Focus the takedown efforts

Yeah, but nobody needs to be concerned when two or six or ten people are chattering about the lizard people putting microchips in SpaghettiOs. It’s only a problem worth worrying about when 50,000 people, or millions, are following the lizard people. Focus the takedown efforts on the big fish filling the tank with poop.

Scary Devil Monastery (profile) says:

Re: Focus the takedown efforts

"Focus the takedown efforts on the big fish filling the tank with poop."

That’s the first thing the platforms did. As a result of which the modern conspiracy theorist observes opsec worthy of a John Grisham novel.

It’s a source of unending interest to me that people so off their rocker about observable evidence can still muster the brain cells to carry on exchanging deranged statements in code.

Anonymous Coward says:

Re: Re: Re: Focus the takedown efforts

I thought the Capitol Insurrection already demonstrated that you don’t need everybody to believe it, just a critical mass of crazies. Also it is a metacommunication on the part of the censor. Look at China’s clumsy censorship of oblique Tiananmen Square references.

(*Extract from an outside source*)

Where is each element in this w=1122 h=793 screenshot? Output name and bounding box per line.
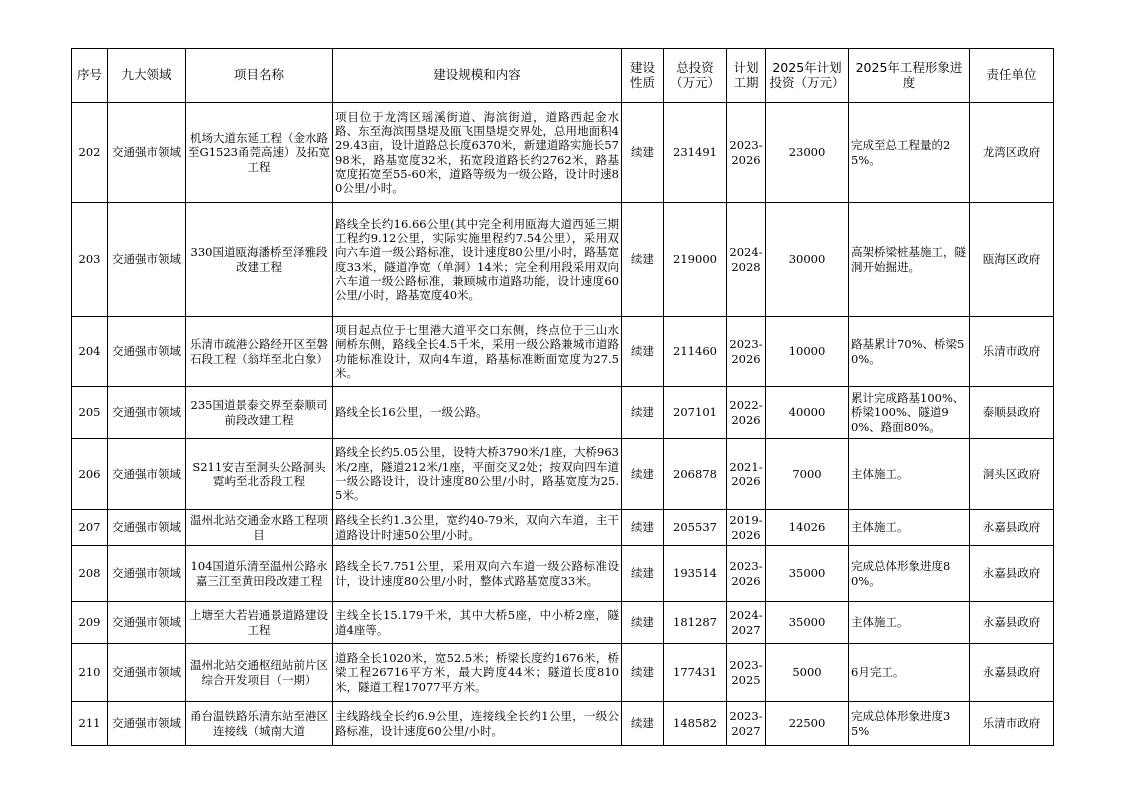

Scary Devil Monastery (profile) says:

Re: Re: Re:2 Focus the takedown efforts

"Also it is a metacommunication on the part of the censor. Look at China’s clumsy censorship of oblique Tiananmen Square references."

The issue in China’s case isn’t that they’ve been successful in eliminating the information but that they’ve managed to muddle it sufficiently that it won’t, within China, present a rallying cry for disaffected chinese. By now half of the Chinese citizenry believes, I’m sure, that if they’ve heard of it at all they think it’s a fabrication out of US troll farms.